# Interesting sources

- https://towardsdatascience.com/how-to-extract-text-from-pdf-245482a96de7
- See also : https://superuser.com/questions/92615/cannot-copy-non-latin-characters-from-pdf-document


# Key takeways

Reading [The PDF 1.3 guidelines](https://opensource.adobe.com/dc-acrobat-sdk-docs/pdfstandards/pdfreference1.3.pdf), it looks like PDF only supports 8-bits encodings (i.e. 256 chars), which, however, can be modified by custom tables of correspondances between codes and glyphs. Also note that each div can have its own encoding, which allows for a great flexibility (at the price of a high complexity). In our case, the encodings are custom... (see acrobat > file > properties > fonts)

I think that Acrobat should be the best tool to use here, as the guidelines are defined by adobe themselves. However, I can't explain why adobe succeeds in rendering the file but fails exporting plain text.

Note: pdf should be _tagged_ (i.e. have an explicit conversion map) in order to be easily exported. It is not the case with ours.


# Try with adobe acrobat

## I first tried to export **plain text** :
- export UTF-8 --> fails
- export latin-1 --> fails
- export UTF-16 --> fails
- export ucs-4 --> fails
- In all the cases above, acrobat crashes before export.

## I then tried to export to various other formats (.rtf, .xml ...) with the same encodings :

- all failed rendering greek chars

# Try with python librairies

## Using pdfplumber # ❌ fails on greek chars

In [None]:
path = "/Users/sven/drive/_AJAX/AjaxMultiCommentary/data/commentaries/commentaries_data/Finglass2011/images/pdf/Finglass2011.pdf"
path_test = '/Users/sven/Desktop/Finglass2011_p24.pdf'

In [None]:
import pdfplumber

pages = []
words = []
with pdfplumber.open(path) as pdf:

    for i in range(24,25):
        print(i)
        pages.append(pdf.pages[i].extract_text())
        words.append(pdf.pages[i].extract_words())

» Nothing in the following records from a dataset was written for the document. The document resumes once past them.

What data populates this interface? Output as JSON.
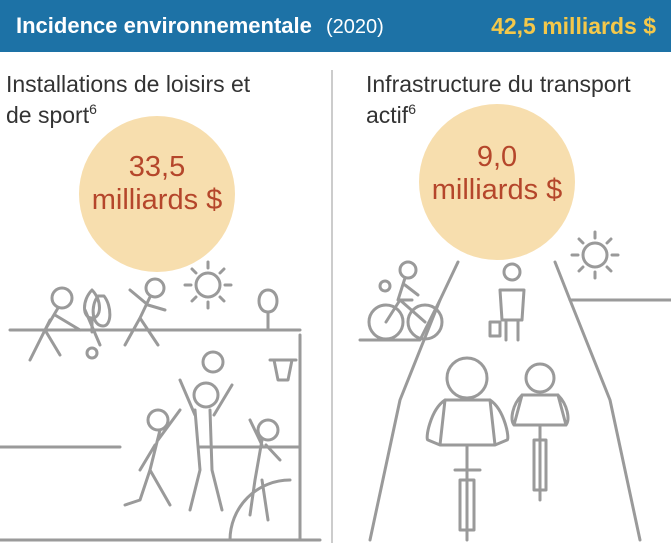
{
  "header": {
    "title": "Incidence environnementale",
    "year": "(2020)",
    "total": "42,5 milliards $"
  },
  "panels": [
    {
      "title_line1": "Installations de loisirs et",
      "title_line2": "de sport",
      "note": "6",
      "amount": "33,5",
      "unit": "milliards $"
    },
    {
      "title_line1": "Infrastructure du transport",
      "title_line2": "actif",
      "note": "6",
      "amount": "9,0",
      "unit": "milliards $"
    }
  ]
}
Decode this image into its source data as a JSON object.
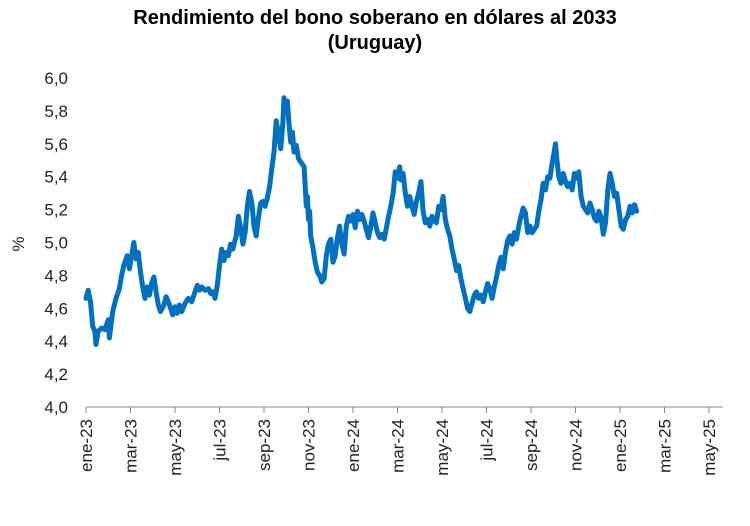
{
  "chart_data": {
    "type": "line",
    "title": "Rendimiento del bono soberano en dólares al 2033",
    "subtitle": "(Uruguay)",
    "ylabel": "%",
    "xlabel": "",
    "ylim": [
      4.0,
      6.0
    ],
    "y_ticks": [
      "4,0",
      "4,2",
      "4,4",
      "4,6",
      "4,8",
      "5,0",
      "5,2",
      "5,4",
      "5,6",
      "5,8",
      "6,0"
    ],
    "x_ticks": [
      "ene-23",
      "mar-23",
      "may-23",
      "jul-23",
      "sep-23",
      "nov-23",
      "ene-24",
      "mar-24",
      "may-24",
      "jul-24",
      "sep-24",
      "nov-24",
      "ene-25",
      "mar-25",
      "may-25"
    ],
    "grid": false,
    "line_color": "#0070c0",
    "x_unit": "months since ene-23",
    "series": [
      {
        "name": "",
        "points": [
          [
            0.0,
            4.66
          ],
          [
            0.1,
            4.71
          ],
          [
            0.2,
            4.64
          ],
          [
            0.3,
            4.49
          ],
          [
            0.4,
            4.46
          ],
          [
            0.45,
            4.38
          ],
          [
            0.55,
            4.46
          ],
          [
            0.7,
            4.48
          ],
          [
            0.85,
            4.47
          ],
          [
            1.0,
            4.53
          ],
          [
            1.05,
            4.42
          ],
          [
            1.2,
            4.58
          ],
          [
            1.35,
            4.66
          ],
          [
            1.5,
            4.72
          ],
          [
            1.6,
            4.8
          ],
          [
            1.7,
            4.86
          ],
          [
            1.85,
            4.92
          ],
          [
            1.95,
            4.84
          ],
          [
            2.05,
            4.92
          ],
          [
            2.15,
            5.0
          ],
          [
            2.25,
            4.9
          ],
          [
            2.35,
            4.94
          ],
          [
            2.45,
            4.82
          ],
          [
            2.55,
            4.73
          ],
          [
            2.65,
            4.66
          ],
          [
            2.75,
            4.73
          ],
          [
            2.85,
            4.68
          ],
          [
            2.95,
            4.75
          ],
          [
            3.05,
            4.79
          ],
          [
            3.15,
            4.7
          ],
          [
            3.25,
            4.62
          ],
          [
            3.35,
            4.58
          ],
          [
            3.5,
            4.62
          ],
          [
            3.6,
            4.67
          ],
          [
            3.7,
            4.64
          ],
          [
            3.8,
            4.6
          ],
          [
            3.9,
            4.56
          ],
          [
            4.0,
            4.61
          ],
          [
            4.1,
            4.57
          ],
          [
            4.2,
            4.62
          ],
          [
            4.3,
            4.58
          ],
          [
            4.45,
            4.63
          ],
          [
            4.6,
            4.66
          ],
          [
            4.75,
            4.64
          ],
          [
            4.9,
            4.7
          ],
          [
            5.0,
            4.74
          ],
          [
            5.1,
            4.71
          ],
          [
            5.2,
            4.73
          ],
          [
            5.35,
            4.71
          ],
          [
            5.5,
            4.72
          ],
          [
            5.6,
            4.69
          ],
          [
            5.7,
            4.7
          ],
          [
            5.8,
            4.66
          ],
          [
            5.9,
            4.74
          ],
          [
            6.0,
            4.86
          ],
          [
            6.1,
            4.96
          ],
          [
            6.2,
            4.89
          ],
          [
            6.3,
            4.94
          ],
          [
            6.4,
            4.92
          ],
          [
            6.5,
            4.99
          ],
          [
            6.6,
            4.96
          ],
          [
            6.75,
            5.04
          ],
          [
            6.85,
            5.16
          ],
          [
            6.95,
            5.09
          ],
          [
            7.05,
            4.99
          ],
          [
            7.15,
            5.06
          ],
          [
            7.25,
            5.22
          ],
          [
            7.35,
            5.31
          ],
          [
            7.45,
            5.24
          ],
          [
            7.55,
            5.1
          ],
          [
            7.65,
            5.04
          ],
          [
            7.75,
            5.15
          ],
          [
            7.85,
            5.24
          ],
          [
            7.95,
            5.25
          ],
          [
            8.05,
            5.22
          ],
          [
            8.15,
            5.27
          ],
          [
            8.25,
            5.34
          ],
          [
            8.35,
            5.45
          ],
          [
            8.45,
            5.55
          ],
          [
            8.55,
            5.74
          ],
          [
            8.65,
            5.66
          ],
          [
            8.75,
            5.57
          ],
          [
            8.85,
            5.73
          ],
          [
            8.9,
            5.88
          ],
          [
            8.95,
            5.84
          ],
          [
            9.0,
            5.8
          ],
          [
            9.05,
            5.86
          ],
          [
            9.1,
            5.76
          ],
          [
            9.15,
            5.68
          ],
          [
            9.2,
            5.61
          ],
          [
            9.28,
            5.67
          ],
          [
            9.35,
            5.55
          ],
          [
            9.45,
            5.59
          ],
          [
            9.55,
            5.51
          ],
          [
            9.7,
            5.48
          ],
          [
            9.8,
            5.46
          ],
          [
            9.9,
            5.22
          ],
          [
            9.95,
            5.28
          ],
          [
            10.0,
            5.14
          ],
          [
            10.05,
            5.19
          ],
          [
            10.1,
            5.04
          ],
          [
            10.2,
            4.97
          ],
          [
            10.3,
            4.88
          ],
          [
            10.4,
            4.82
          ],
          [
            10.5,
            4.8
          ],
          [
            10.6,
            4.76
          ],
          [
            10.7,
            4.78
          ],
          [
            10.8,
            4.92
          ],
          [
            10.9,
            4.99
          ],
          [
            11.0,
            5.02
          ],
          [
            11.1,
            4.88
          ],
          [
            11.2,
            4.92
          ],
          [
            11.3,
            5.03
          ],
          [
            11.4,
            5.1
          ],
          [
            11.5,
            4.99
          ],
          [
            11.6,
            4.93
          ],
          [
            11.7,
            5.1
          ],
          [
            11.8,
            5.16
          ],
          [
            11.9,
            5.13
          ],
          [
            12.0,
            5.17
          ],
          [
            12.1,
            5.09
          ],
          [
            12.2,
            5.19
          ],
          [
            12.3,
            5.14
          ],
          [
            12.4,
            5.17
          ],
          [
            12.5,
            5.13
          ],
          [
            12.6,
            5.08
          ],
          [
            12.7,
            5.03
          ],
          [
            12.8,
            5.1
          ],
          [
            12.9,
            5.18
          ],
          [
            13.0,
            5.12
          ],
          [
            13.1,
            5.06
          ],
          [
            13.2,
            5.03
          ],
          [
            13.3,
            5.05
          ],
          [
            13.4,
            5.02
          ],
          [
            13.5,
            5.09
          ],
          [
            13.6,
            5.16
          ],
          [
            13.7,
            5.22
          ],
          [
            13.8,
            5.3
          ],
          [
            13.9,
            5.43
          ],
          [
            14.0,
            5.39
          ],
          [
            14.1,
            5.46
          ],
          [
            14.15,
            5.38
          ],
          [
            14.25,
            5.42
          ],
          [
            14.35,
            5.3
          ],
          [
            14.45,
            5.22
          ],
          [
            14.55,
            5.28
          ],
          [
            14.65,
            5.22
          ],
          [
            14.75,
            5.17
          ],
          [
            14.85,
            5.25
          ],
          [
            14.95,
            5.3
          ],
          [
            15.05,
            5.37
          ],
          [
            15.15,
            5.19
          ],
          [
            15.25,
            5.12
          ],
          [
            15.35,
            5.14
          ],
          [
            15.45,
            5.1
          ],
          [
            15.55,
            5.16
          ],
          [
            15.65,
            5.13
          ],
          [
            15.75,
            5.12
          ],
          [
            15.85,
            5.22
          ],
          [
            15.95,
            5.2
          ],
          [
            16.05,
            5.28
          ],
          [
            16.15,
            5.14
          ],
          [
            16.25,
            5.08
          ],
          [
            16.35,
            5.04
          ],
          [
            16.45,
            4.96
          ],
          [
            16.55,
            4.9
          ],
          [
            16.65,
            4.83
          ],
          [
            16.75,
            4.86
          ],
          [
            16.85,
            4.78
          ],
          [
            16.95,
            4.72
          ],
          [
            17.05,
            4.66
          ],
          [
            17.15,
            4.6
          ],
          [
            17.25,
            4.58
          ],
          [
            17.35,
            4.63
          ],
          [
            17.45,
            4.68
          ],
          [
            17.55,
            4.7
          ],
          [
            17.65,
            4.66
          ],
          [
            17.75,
            4.68
          ],
          [
            17.85,
            4.64
          ],
          [
            17.95,
            4.7
          ],
          [
            18.05,
            4.75
          ],
          [
            18.15,
            4.72
          ],
          [
            18.25,
            4.66
          ],
          [
            18.35,
            4.73
          ],
          [
            18.45,
            4.79
          ],
          [
            18.55,
            4.86
          ],
          [
            18.65,
            4.91
          ],
          [
            18.75,
            4.84
          ],
          [
            18.85,
            4.94
          ],
          [
            18.95,
            5.01
          ],
          [
            19.05,
            5.04
          ],
          [
            19.15,
            4.99
          ],
          [
            19.25,
            5.06
          ],
          [
            19.35,
            5.02
          ],
          [
            19.45,
            5.1
          ],
          [
            19.55,
            5.16
          ],
          [
            19.65,
            5.21
          ],
          [
            19.75,
            5.18
          ],
          [
            19.85,
            5.06
          ],
          [
            19.95,
            5.1
          ],
          [
            20.05,
            5.06
          ],
          [
            20.15,
            5.08
          ],
          [
            20.25,
            5.1
          ],
          [
            20.35,
            5.19
          ],
          [
            20.45,
            5.26
          ],
          [
            20.55,
            5.36
          ],
          [
            20.65,
            5.32
          ],
          [
            20.75,
            5.4
          ],
          [
            20.85,
            5.39
          ],
          [
            20.95,
            5.48
          ],
          [
            21.05,
            5.56
          ],
          [
            21.1,
            5.6
          ],
          [
            21.15,
            5.52
          ],
          [
            21.25,
            5.4
          ],
          [
            21.35,
            5.36
          ],
          [
            21.45,
            5.42
          ],
          [
            21.55,
            5.37
          ],
          [
            21.65,
            5.34
          ],
          [
            21.75,
            5.36
          ],
          [
            21.85,
            5.32
          ],
          [
            21.95,
            5.42
          ],
          [
            22.05,
            5.39
          ],
          [
            22.15,
            5.43
          ],
          [
            22.25,
            5.28
          ],
          [
            22.35,
            5.22
          ],
          [
            22.45,
            5.2
          ],
          [
            22.55,
            5.18
          ],
          [
            22.65,
            5.24
          ],
          [
            22.75,
            5.2
          ],
          [
            22.85,
            5.15
          ],
          [
            22.95,
            5.13
          ],
          [
            23.05,
            5.19
          ],
          [
            23.15,
            5.15
          ],
          [
            23.25,
            5.05
          ],
          [
            23.35,
            5.12
          ],
          [
            23.45,
            5.32
          ],
          [
            23.55,
            5.42
          ],
          [
            23.65,
            5.36
          ],
          [
            23.75,
            5.28
          ],
          [
            23.85,
            5.3
          ],
          [
            23.95,
            5.2
          ],
          [
            24.05,
            5.1
          ],
          [
            24.15,
            5.08
          ],
          [
            24.25,
            5.14
          ],
          [
            24.35,
            5.16
          ],
          [
            24.45,
            5.22
          ],
          [
            24.55,
            5.18
          ],
          [
            24.65,
            5.23
          ],
          [
            24.75,
            5.19
          ]
        ]
      }
    ]
  }
}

## Using pdfminer.six # ❌ fails on greek chars

In [2]:
from pdfminer.high_level import extract_text
text = extract_text(path)



In [6]:
text.encode('utf-8')



## Using Apache Tika  ❌ fails on greek chars

In [1]:
from tika import parser
path = '/Users/sven/drive/_AJAX/AjaxMultiCommentary/data/commentaries/commentaries_data/Finglass2011/images/pdf/Finglass2011.pdf'
parsed_pdf = parser.from_file(path)

parsed_pdf['content']


2022-10-07 18:24:44,516 [MainThread  ] [INFO ]  Retrieving http://search.maven.org/remotecontent?filepath=org/apache/tika/tika-server/1.24/tika-server-1.24.jar to /var/folders/tg/_6zh_tz94ddb53tskzx6vdhw0000gn/T/tika-server.jar.
2022-10-07 18:24:50,106 [MainThread  ] [INFO ]  Retrieving http://search.maven.org/remotecontent?filepath=org/apache/tika/tika-server/1.24/tika-server-1.24.jar.md5 to /var/folders/tg/_6zh_tz94ddb53tskzx6vdhw0000gn/T/tika-server.jar.md5.
2022-10-07 18:24:50,582 [MainThread  ] [WARNI]  Failed to see startup log message; retrying...
2022-10-07 18:24:55,587 [MainThread  ] [WARNI]  Failed to see startup log message; retrying...




# Try opening the binary file directly and decode manually

In [None]:
with open(path_test, 'rb') as f:
    text = f.read()


# text_utf = text.decode('utf-8') # fails
text_utf = text.decode('latin-1') # succeeds, but misses greek chars (unsurprisingly).



# Conclusion :

I see two possibility :

1. Asking the publisher / the author directly for the source text as a curtesy to the project.
2. OCRing the text, possibly with automatically generated groundtruth.